MONA GAP Mnemonic for Acute Coronary Syndrome
What MONA GAP Stands For
The MONA GAP mnemonic is largely obsolete and should not guide contemporary ACS management, as several components lack mortality benefit and may cause harm 1, 2, 3.
The traditional mnemonic stands for:
- M = Morphine
- O = Oxygen
- N = Nitrates (Nitroglycerin)
- A = Aspirin
- G = Glycoprotein IIb/IIIa inhibitors
- A = ACE inhibitors
- P = P2Y₁₂ inhibitors (antiplatelet agents like clopidogrel, ticagrelor, prasugrel)
Critical Evidence Against MONA Components
Morphine: Reserved for Refractory Pain Only
Morphine should be reserved exclusively for patients with persisting severe chest pain despite other interventions, not given routinely 1. The 2015 ESC guidelines explicitly state morphine is for patients with "persisting severe chest pain" only 1. Emerging evidence suggests morphine may be associated with increased mortality and larger infarct size 2, 3. Morphine delays absorption of oral P2Y₁₂ inhibitors, potentially compromising antiplatelet efficacy 2.
Oxygen: Only for Hypoxemia
Oxygen therapy should be applied only when blood oxygen saturation is <90% or respiratory distress is present 1. Routine supplemental oxygen in normoxemic ACS patients is associated with increased infarct size and potentially higher mortality 2, 3. The ESC guidelines are unequivocal: oxygen is indicated for hypoxemia, not routinely 1.
Nitrates: Symptom Relief Without Mortality Benefit
Nitrates (sublingual or intravenous) are appropriate for persisting chest pain but provide no mortality benefit 1, 2, 3. The ESC guidelines recommend nitrates "if there is persisting chest pain" as an initial treatment measure 1. No randomized trial has demonstrated that nitrates reduce death or prevent infarction 2.
Components That DO Reduce Mortality
Aspirin: Immediate and Mandatory
Aspirin 162-325 mg loading dose should be given immediately to all ACS patients unless contraindicated 4. This is the only component of the original MONA with proven mortality benefit 3, 5.
P2Y₁₂ Inhibitors: Essential Dual Antiplatelet Therapy
A P2Y₁₂ inhibitor loading dose must be administered promptly: ticagrelor 180 mg, prasugrel 60 mg (if <75 years, >60 kg, no prior stroke), or clopidogrel 600 mg 1, 4. These agents reduce mortality when combined with aspirin 5.
Glycoprotein IIb/IIIa Inhibitors: High-Risk Patients Only
GP IIb/IIIa inhibitors (tirofiban or eptifibatide) should be considered in high-risk patients with elevated troponin or high-risk coronary anatomy undergoing PCI 1. Abciximab is reserved for high-risk patients immediately prior to PCI 1.
ACE Inhibitors: For Specific Indications
ACE inhibitors are recommended in patients with LVEF ≤40%, heart failure, hypertension, or diabetes 1. An ARB provides an alternative if ACE inhibitors are not tolerated 1.
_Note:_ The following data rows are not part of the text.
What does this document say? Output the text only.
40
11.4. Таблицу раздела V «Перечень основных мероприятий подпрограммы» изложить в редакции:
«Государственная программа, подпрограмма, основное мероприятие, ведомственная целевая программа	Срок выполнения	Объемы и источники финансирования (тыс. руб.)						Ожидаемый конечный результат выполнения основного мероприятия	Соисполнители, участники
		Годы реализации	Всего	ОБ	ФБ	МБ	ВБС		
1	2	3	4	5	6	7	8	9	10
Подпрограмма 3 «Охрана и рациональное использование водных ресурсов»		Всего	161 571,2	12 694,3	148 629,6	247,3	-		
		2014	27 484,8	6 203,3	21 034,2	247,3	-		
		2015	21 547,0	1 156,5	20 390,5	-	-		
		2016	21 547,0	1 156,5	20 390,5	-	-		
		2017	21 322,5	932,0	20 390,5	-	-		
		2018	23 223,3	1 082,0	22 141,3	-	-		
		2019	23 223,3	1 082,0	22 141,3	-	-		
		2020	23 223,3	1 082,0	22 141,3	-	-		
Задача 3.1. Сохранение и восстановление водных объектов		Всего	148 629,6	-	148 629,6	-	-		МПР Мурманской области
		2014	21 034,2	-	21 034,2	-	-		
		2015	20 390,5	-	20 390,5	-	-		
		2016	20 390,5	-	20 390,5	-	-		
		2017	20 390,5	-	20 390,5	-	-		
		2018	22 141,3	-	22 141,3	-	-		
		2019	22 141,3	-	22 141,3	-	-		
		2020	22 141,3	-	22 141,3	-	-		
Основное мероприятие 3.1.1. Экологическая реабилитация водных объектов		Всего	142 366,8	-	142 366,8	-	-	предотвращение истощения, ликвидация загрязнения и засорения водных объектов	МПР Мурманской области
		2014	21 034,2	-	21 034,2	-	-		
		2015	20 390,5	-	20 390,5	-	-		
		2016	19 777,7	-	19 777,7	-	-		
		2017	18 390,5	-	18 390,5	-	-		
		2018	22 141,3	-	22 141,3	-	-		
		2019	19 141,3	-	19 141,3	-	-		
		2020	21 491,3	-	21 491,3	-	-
Contemporary ACS Management Framework
The evidence-based approach prioritizes:
- Immediate reperfusion for STEMI (primary PCI within 90-120 minutes) 4
- Dual antiplatelet therapy (aspirin + P2Y₁₂ inhibitor) 1, 4
- Anticoagulation (UFH, enoxaparin, fondaparinux, or bivalirudin) 1
- Beta-blockers (mortality benefit in LVEF ≤40%) 1
- High-intensity statins (started early) 1
- Risk stratification (GRACE or TIMI score) to determine timing of invasive strategy 1, 4
Common Pitfalls
Do not give morphine or oxygen routinely—this practice persists despite guideline recommendations against it 1, 2. Do not delay P2Y₁₂ inhibitor administration while waiting for angiography in NSTE-ACS patients 1. Do not use GP IIb/IIIa inhibitors routinely—reserve them for high-risk patients during PCI 1.
The MONA mnemonic has been superseded by more comprehensive frameworks that include thienopyridines, anticoagulation, beta-blockers, statins, and evidence-based reperfusion strategies 5.